Standardization of semen analysis for humans: From 1600’s to current understanding in 2016
For approximately 50 years there have been attempts to standardize human semen analysis. Many researchers, clinicians, scientific bodies/organizations throughout the world have been involved to find semen characteristics that relate to human fertility.
But where did it all start? Anton van Leeuwenhoek and his student Johan Ham were the first to view sperm making use of a primitive microscope in 1677 and they referred to it as little “animalcules”. Spallanzani, 100 years later documented the fertilizing capacity of animal sperm but also worked on human sperm. However, Rudolph Wagner (1837) made one of the first attempts to quantify sperm motility indicating that it was highest at the point of ejaculation and that almost no motile sperm can be extracted from the testis.
Of great significance was the finding by Sims in 1866 that a fertile male can be recognized by the ability of the sperm to pass through cervical mucus. This is still a valid sperm functional test today but shockingly, almost no Andrology lab uses this. Fortunately this test is implemented in Microptic SCA 6.1.
Retzius in the early 1900’s used unique fixation methodology and excellent new developments in microscopy to describe sperm structure of hundreds of species including humans in such remarkable detail that it was only realized with the first electron microscope studies in the 1950’s.
Macomber and Sanders in 1929 showed that a ‘normal’ reference value of above 60 million/mL sperm significantly increases the chances of pregnancy. This value was subsequently lowered to 40 million/mL and it was McCleod in 1951 that showed that this value should be lowered to 20million/mL. The brilliant Swedish Andrologist Rune Eliasson in 1981 even propagated that a person with 5 million/mL should not be declared infertile.
Despite excellent contributions by many andrologists to define fertility of semen parameters over many decades the real first concerted effort to standardize semen analysis came with the first edition of the World Health Organization manual in 1980. This assisted greatly to provide guidelines to standardize semen analysis worldwide. Several editions of the WHO manual followed and currently the 5th edition commonly referred to as WHO5 (2010) is used. What are the major differences among the different WHO versions? The first editions seem to be based on scientists/ clinicians reaching consensus while the 5th edition is more evidenced based.
The sperm characteristic that was most adapted from the first manual to the 5th is sperm morphology and covered the cut-off range 80% to now 4% for normal sperm morphology. This huge difference was based on two basic classification systems – the one is more liberal and followed the MacLeod system and the other the Tygerberg strict criteria. However, it has been subsequently shown to be very subjective. Moreover, it is not only subjective in terms of morphology but for most of the other parameters particularly sperm motility and progressive sperm motility.
With the advent of CASA and in particular the Microptic SCA 6.1 Evolution system, which measures all the important semen parameters in full automatic mode, a high level of objectivity has been attained. Furthermore, it has been shown that CASA is more consistent than manual analysis which is subjective based. Moreover, the author has visited some 40 laboratories worldwide in more than 20 countries and discovered that despite the WHO and ESHRE guidelines there are very poor standardization in terms of many facets such as temperature control and the use of positive displacement pipettes.
It therefore appears that even if embryologists/andrologists all use objective CASA methodology and do not standardize all facets from semen collection to temperature control, to reading motility within one hour and standardize all other aspects it will not improve accuracy of analysis because there are simply too many variables.

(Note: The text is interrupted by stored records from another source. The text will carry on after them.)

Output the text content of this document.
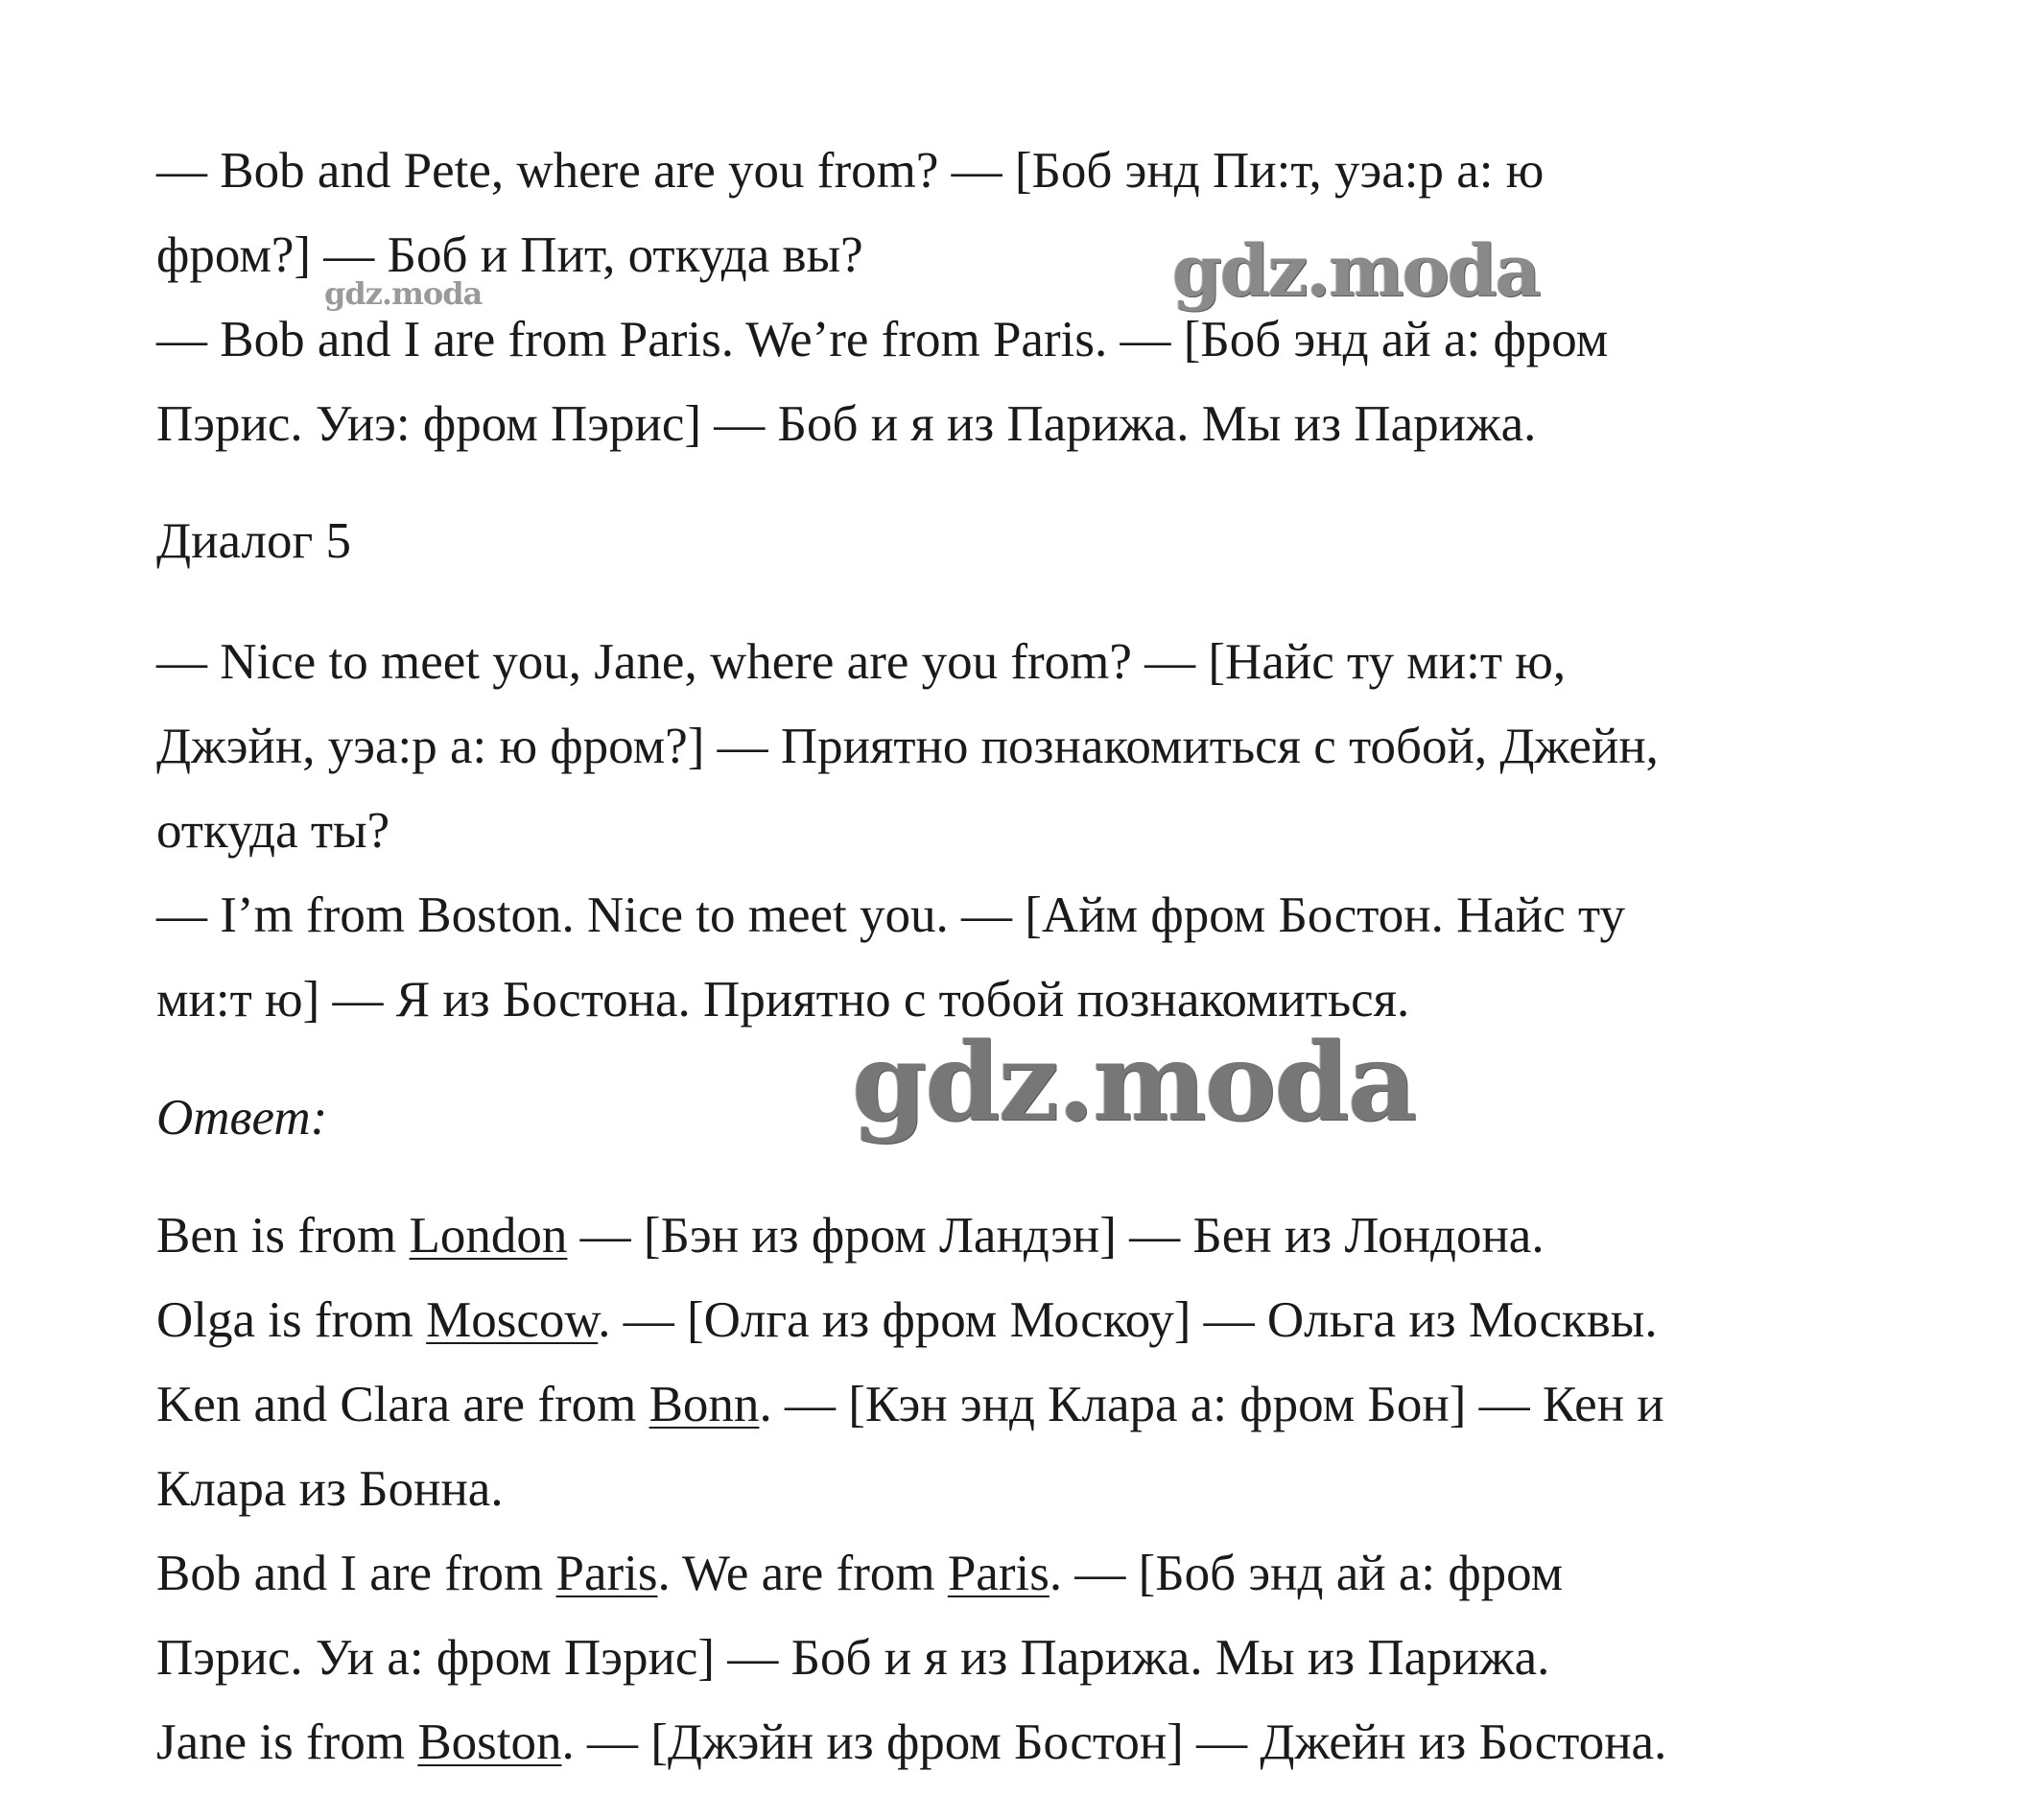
— Bob and Pete, where are you from? — [Боб энд Пи:т, уэа:р а: ю
фром?] — Боб и Пит, откуда вы?
— Bob and I are from Paris. We’re from Paris. — [Боб энд ай а: фром
Пэрис. Уиэ: фром Пэрис] — Боб и я из Парижа. Мы из Парижа.
Диалог 5
— Nice to meet you, Jane, where are you from? — [Найс ту ми:т ю,
Джэйн, уэа:р а: ю фром?] — Приятно познакомиться с тобой, Джейн,
откуда ты?
— I’m from Boston. Nice to meet you. — [Айм фром Бостон. Найс ту
ми:т ю] — Я из Бостона. Приятно с тобой познакомиться.
Ответ:
Ben is from London — [Бэн из фром Ландэн] — Бен из Лондона.
Olga is from Moscow. — [Олга из фром Москоу] — Ольга из Москвы.
Ken and Clara are from Bonn. — [Кэн энд Клара а: фром Бон] — Кен и
Клара из Бонна.
Bob and I are from Paris. We are from Paris. — [Боб энд ай а: фром
Пэрис. Уи а: фром Пэрис] — Боб и я из Парижа. Мы из Парижа.
Jane is from Boston. — [Джэйн из фром Бостон] — Джейн из Бостона.
gdz.moda	gdz.moda
gdz.moda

Furthermore, Prathimamale et al. (2015) stated: “fertility cannot be determined solely on the result of a semen analysis as there is no evidence stating the exact number and quality of sperm required for a man to be considered fertile”
The question now is what needs to be done in terms of standardization in the Andrology laboratory and actually relating semen/sperm biology to fertility? Two approaches are required:
- We actually need the basic requirement of the basic characteristics of the semen parameters as a basis but then it must be measured objectively and using standardized conditions as alluded above. It is almost like saying if you want to compete in the hundred meters sprint for the Olympics you need both legs and both arms.
- We need sperm functional tests measuring crucial aspects such as sperm cervical mucus penetration, hyperactivation and acrosome integrity and ability to undergo the acrosome reaction. These are the real physiological challenges of sperm en route to the oocyte. This can only be done accurately and objectively with CASA systems such as SCA 6.1 of Microptic. These parameters have shown to relate to the potential to fertilize the oocyte.
In summary we need to realize that whatever we measure we need to standardize each and every step of semen analysis to minimize any variables. We then need to make the paradigm shift to realize that sperm functionality relate to the potential to fertilize the oocyte and existing tests exist using CASA. The door is open and we must use the opportunity to exit from doing only semen analysis to sperm functional testing but with the condition we standardize methodology and analysis tools.